O velho vai até um garrafão de vinho e dá um gole altivo e assoa o sangue do nariz. Parece se divertir.
— Ouve, ô retardado. Vou te capotar se te ouvir pagando de bandido de novo. — mais um gole. — Você não é bandido. Você é covarde.
***
A mãe acompanhava um culto na TV quando Treze entrou na casa, começo de madrugada.
Mãe é mãe, então quando vê o filho com o olho direito fechado de soco ela não deixa de dizer algo como “Misericórdia”, mas há um quê de protocolo no seu espanto. Já se iam vinte e tantos anos daquilo se repetindo três, quatro vezes por mês, e o temor de que Treze se perdesse na vida rebaixou-se a uma resignação entediada. Treze era aquilo ali mesmo, muita pose e um pouquinho de bagunça manejável, e não é agora, caminhando para a meia-idade, que iria mudar. Sem surpresas.
Ele vai para a cozinha fumar um cigarro na porta que dá no quintal. A mãe está atrás:
— Olha isso. — e entrega um celular. – Vou te preparar um gelo pra esse olho.
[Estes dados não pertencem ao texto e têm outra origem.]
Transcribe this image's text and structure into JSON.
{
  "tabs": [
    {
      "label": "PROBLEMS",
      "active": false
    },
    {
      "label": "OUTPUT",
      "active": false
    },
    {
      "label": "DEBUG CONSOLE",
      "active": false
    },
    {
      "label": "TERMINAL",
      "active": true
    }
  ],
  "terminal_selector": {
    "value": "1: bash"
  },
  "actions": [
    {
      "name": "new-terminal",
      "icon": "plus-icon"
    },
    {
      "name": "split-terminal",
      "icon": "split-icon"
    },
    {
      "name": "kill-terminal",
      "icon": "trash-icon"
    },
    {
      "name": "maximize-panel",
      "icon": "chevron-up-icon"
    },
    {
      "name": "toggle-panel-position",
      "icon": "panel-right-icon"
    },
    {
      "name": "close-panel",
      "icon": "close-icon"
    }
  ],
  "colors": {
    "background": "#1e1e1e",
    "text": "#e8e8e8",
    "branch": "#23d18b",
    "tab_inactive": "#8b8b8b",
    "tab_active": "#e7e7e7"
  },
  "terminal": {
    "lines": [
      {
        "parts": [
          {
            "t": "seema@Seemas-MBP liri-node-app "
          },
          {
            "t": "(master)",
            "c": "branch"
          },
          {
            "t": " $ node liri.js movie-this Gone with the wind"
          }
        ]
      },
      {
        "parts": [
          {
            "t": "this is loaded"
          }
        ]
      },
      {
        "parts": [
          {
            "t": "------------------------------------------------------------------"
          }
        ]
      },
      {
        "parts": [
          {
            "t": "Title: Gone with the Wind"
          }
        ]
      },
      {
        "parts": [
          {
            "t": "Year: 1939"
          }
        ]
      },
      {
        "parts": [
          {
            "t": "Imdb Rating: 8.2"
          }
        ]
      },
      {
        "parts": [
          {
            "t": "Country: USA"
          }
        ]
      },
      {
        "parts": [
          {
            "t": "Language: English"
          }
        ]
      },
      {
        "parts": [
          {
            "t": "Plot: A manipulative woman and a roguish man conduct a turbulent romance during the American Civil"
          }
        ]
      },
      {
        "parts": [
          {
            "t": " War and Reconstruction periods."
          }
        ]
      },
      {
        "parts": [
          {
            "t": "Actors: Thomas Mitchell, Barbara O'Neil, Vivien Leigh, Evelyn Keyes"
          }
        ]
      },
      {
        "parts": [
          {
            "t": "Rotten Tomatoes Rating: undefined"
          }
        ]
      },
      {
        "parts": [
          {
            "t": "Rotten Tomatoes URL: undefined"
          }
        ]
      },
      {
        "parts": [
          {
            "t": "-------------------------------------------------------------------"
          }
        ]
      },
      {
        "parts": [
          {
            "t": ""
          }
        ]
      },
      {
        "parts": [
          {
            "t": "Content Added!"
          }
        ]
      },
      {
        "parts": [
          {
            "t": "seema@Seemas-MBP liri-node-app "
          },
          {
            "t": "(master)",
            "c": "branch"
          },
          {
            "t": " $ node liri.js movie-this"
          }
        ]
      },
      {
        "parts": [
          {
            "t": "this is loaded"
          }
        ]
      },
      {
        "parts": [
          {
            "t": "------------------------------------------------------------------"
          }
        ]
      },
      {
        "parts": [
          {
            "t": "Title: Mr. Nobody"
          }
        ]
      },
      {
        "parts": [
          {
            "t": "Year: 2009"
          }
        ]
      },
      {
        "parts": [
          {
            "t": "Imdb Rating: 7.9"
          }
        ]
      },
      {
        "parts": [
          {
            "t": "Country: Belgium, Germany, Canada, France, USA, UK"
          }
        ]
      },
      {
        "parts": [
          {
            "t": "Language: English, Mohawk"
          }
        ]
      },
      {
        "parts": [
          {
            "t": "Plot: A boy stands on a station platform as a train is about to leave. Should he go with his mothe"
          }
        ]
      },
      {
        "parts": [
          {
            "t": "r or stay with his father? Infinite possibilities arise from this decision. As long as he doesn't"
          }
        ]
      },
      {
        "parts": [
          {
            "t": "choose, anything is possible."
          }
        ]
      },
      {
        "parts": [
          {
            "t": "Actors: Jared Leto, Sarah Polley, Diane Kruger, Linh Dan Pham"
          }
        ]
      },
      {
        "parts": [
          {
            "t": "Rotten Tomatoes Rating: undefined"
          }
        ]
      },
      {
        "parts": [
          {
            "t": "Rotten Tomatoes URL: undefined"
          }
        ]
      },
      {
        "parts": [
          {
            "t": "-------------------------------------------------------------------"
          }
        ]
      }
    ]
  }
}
Um vídeo. Excerto do programa televisivo vespertino de crimes populares. Uma tarja informa em vermelho sobre azul: “À luz do dia: homem mata amante da amante”. Imagens de câmera de segurança captaram a ação de dois homens numa calçada: discussão; um deles tenta sacar uma arma, o outro impede; eles se agarram e giram como dançarinos; o que tentou impedir o saque da arma cai no chão; o outro dá um tiro na barriga dele e sai correndo; volta em poucos segundos como quem tivesse esquecido algo e encosta a arma na cabeça do homem do chão. Antes do tiro, um corte para a imagem bem indignada do apresentador no estúdio do programa.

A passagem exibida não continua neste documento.